Gruppenbezogene Menschenfeindlichkeit

Generell stellen die Wissenschaftler «Gewöhnungseffekte und Normalisierung» bei rechtsextremen Einstellungen fest. Abwertende Ansichten gegenüber Asylsuchenden haben mehr als 30, gegenüber Langzeitarbeitslosen sogar 36 und gegenüber Transmenschen 19 Prozent. Ein Drittel unterstellt Geflüchteten Sozialmissbrauch. Dass für Menschen mit Behinderung in Deutschland teils «zu viel Aufwand betrieben» werde, meinen acht Prozent. 

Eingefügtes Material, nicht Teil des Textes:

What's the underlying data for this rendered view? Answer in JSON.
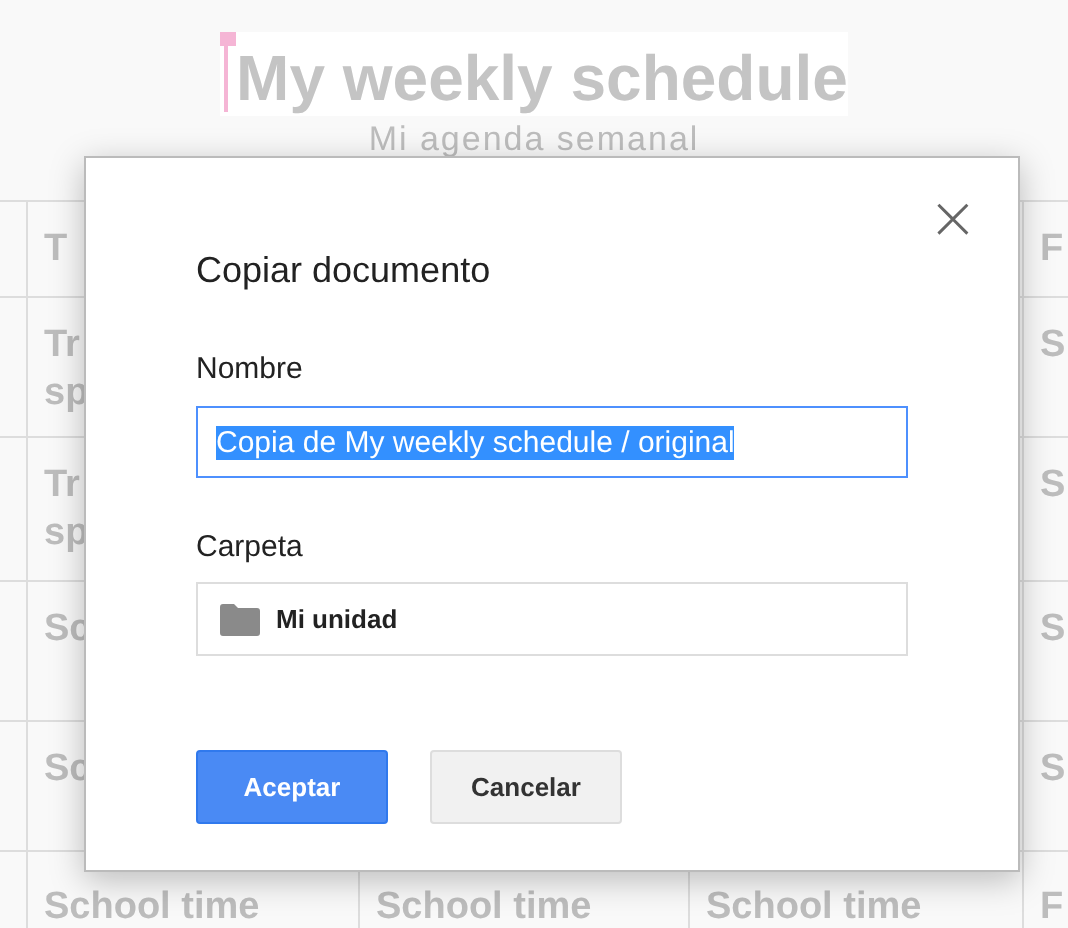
{
  "document": {
    "title": "My weekly schedule",
    "subtitle": "Mi agenda semanal",
    "rows": [
      {
        "column_1": [
          "T"
        ],
        "column_4": [
          "F"
        ]
      },
      {
        "column_1": [
          "Tr",
          "sp"
        ],
        "column_4": [
          "S"
        ]
      },
      {
        "column_1": [
          "Tr",
          "sp"
        ],
        "column_4": [
          "S"
        ]
      },
      {
        "column_1": [
          "Sc"
        ],
        "column_4": [
          "S"
        ]
      },
      {
        "column_1": [
          "Sc"
        ],
        "column_4": [
          "S"
        ]
      },
      {
        "column_1": [
          "School time"
        ],
        "column_2": [
          "School time"
        ],
        "column_3": [
          "School time"
        ],
        "column_4": [
          "F"
        ]
      }
    ]
  },
  "dialog": {
    "title": "Copiar documento",
    "close": "×",
    "name_field": {
      "label": "Nombre",
      "value": "Copia de My weekly schedule / original",
      "value_selected": true
    },
    "folder_field": {
      "label": "Carpeta",
      "value": "Mi unidad"
    },
    "buttons": [
      {
        "label": "Aceptar",
        "kind": "primary"
      },
      {
        "label": "Cancelar",
        "kind": "secondary"
      }
    ]
  }
}
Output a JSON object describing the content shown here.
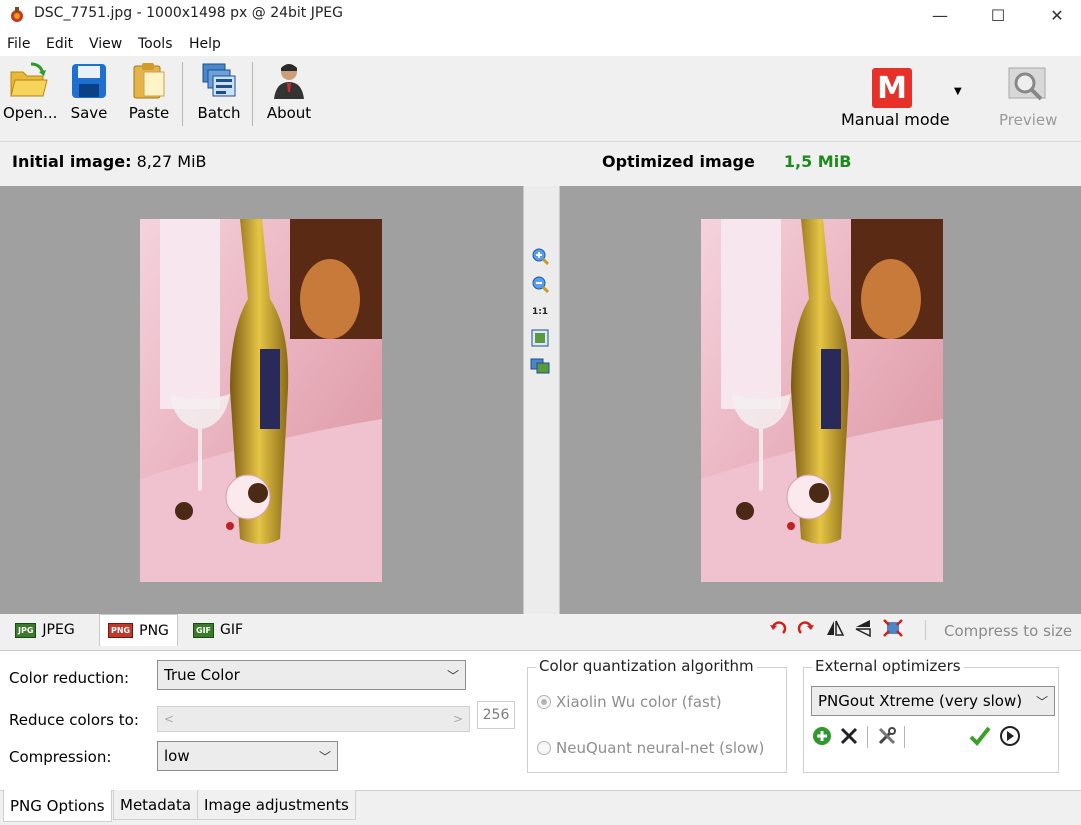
{
  "window": {
    "title": "DSC_7751.jpg - 1000x1498 px @ 24bit JPEG",
    "minimize": "—",
    "maximize": "☐",
    "close": "✕"
  },
  "menu": [
    "File",
    "Edit",
    "View",
    "Tools",
    "Help"
  ],
  "toolbar": {
    "open": "Open...",
    "save": "Save",
    "paste": "Paste",
    "batch": "Batch",
    "about": "About",
    "mode_letter": "M",
    "mode": "Manual mode",
    "preview": "Preview"
  },
  "initial": {
    "label": "Initial image:",
    "size": "8,27 MiB"
  },
  "optimized": {
    "label": "Optimized image",
    "size": "1,5 MiB"
  },
  "zoom": {
    "one_to_one": "1:1"
  },
  "format_tabs": [
    "JPEG",
    "PNG",
    "GIF"
  ],
  "format_tab_icons": [
    "JPG",
    "PNG",
    "GIF"
  ],
  "compress_to_size": "Compress to size",
  "options": {
    "color_reduction_label": "Color reduction:",
    "color_reduction_value": "True Color",
    "reduce_colors_label": "Reduce colors to:",
    "reduce_colors_value": "256",
    "compression_label": "Compression:",
    "compression_value": "low",
    "quant_title": "Color quantization algorithm",
    "quant_options": [
      "Xiaolin Wu color (fast)",
      "NeuQuant neural-net (slow)"
    ],
    "quant_selected": 0,
    "ext_title": "External optimizers",
    "ext_value": "PNGout Xtreme (very slow)"
  },
  "bottom_tabs": [
    "PNG Options",
    "Metadata",
    "Image adjustments"
  ],
  "colors": {
    "optimized_size": "#1e8a1e",
    "mode_badge": "#e8302a",
    "pane_bg": "#a0a0a0"
  }
}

Und wie verbreitet ist Antisemitismus? Die Forscher fassen die Zustimmungswerte als stabil zusammen. 5,5 Prozent meinen eher oder voll, Juden hätten eine Mitschuld an ihren Verfolgungen. Knapp 13 Prozent meinen dies teils/teils. Aufgrund des Nahostkonflikts geben 17 Prozent an, sie könnten «gut verstehen, dass man etwas gegen Juden hat».

Die Mehrheit tickt anders

Fast vier von fünf Befragten bezeichnen sich grundsätzlich als überzeugte Demokratinnen und Demokraten – sechs Punkte mehr als vier Jahre zuvor. Drei Viertel lehnen rechtsextreme Einstellungen ab, 70 Prozent empfinden den zunehmenden Rechtsextremismus als Bedrohung für Deutschland. 88 Prozent meinen, Würde und Gleichheit solle an erster Stelle stehen. 

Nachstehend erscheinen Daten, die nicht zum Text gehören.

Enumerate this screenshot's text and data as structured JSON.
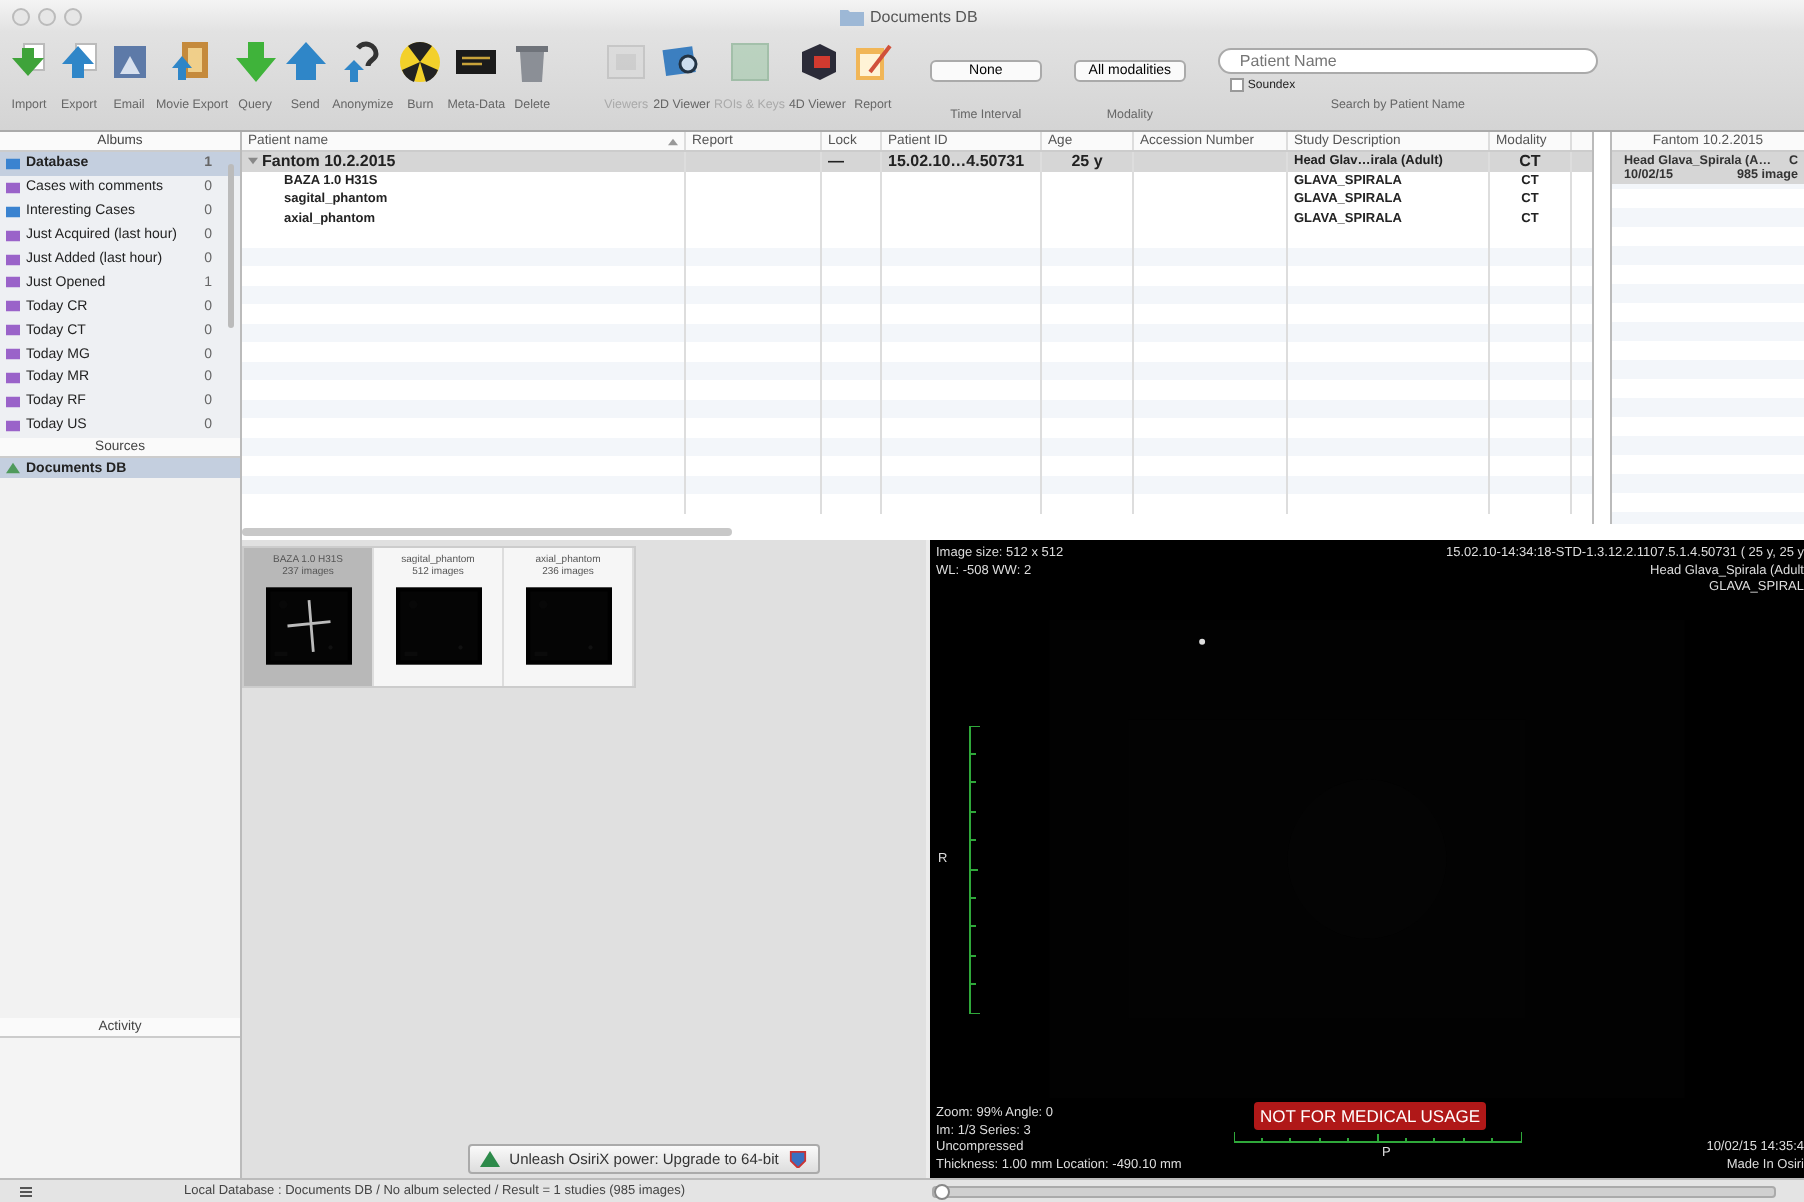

Der Vorsitzende der Friedrich-Ebert-Stiftung, der frühere SPD-Kanzlerkandidat Martin Schulz, forderte, Verantwortungsträger und Zivilgesellschaft müssten gegenhalten. «Mandatsträgerinnen und Mandatsträger, von lokaler über Länderebene bis hin zur Bundesregierung und darüber hinaus müssen zeigen, dass sie mit den Mitteln der Demokratie die bestehenden Herausforderungen meistern und das Alltagsleben der Menschen spürbar verbessern können.»

Soziale und ideologische Hintergründe

Ein hoher Schulabschluss geht laut der Studie mit deutlich geringerer Zustimmung zu antidemokratischen Einstellungen einher. Männer befürworten teils deutlich häufiger als Frauen Rechtsextremismus und Gewalt. Im Osten gebe es mehr Fremdenfeindlichkeit und Rassismus. Im Westen seien Sozialdarwinismus und Klassismus, also Herabwürdigung aufgrund sozialer Herkunft, weiter verbreitet.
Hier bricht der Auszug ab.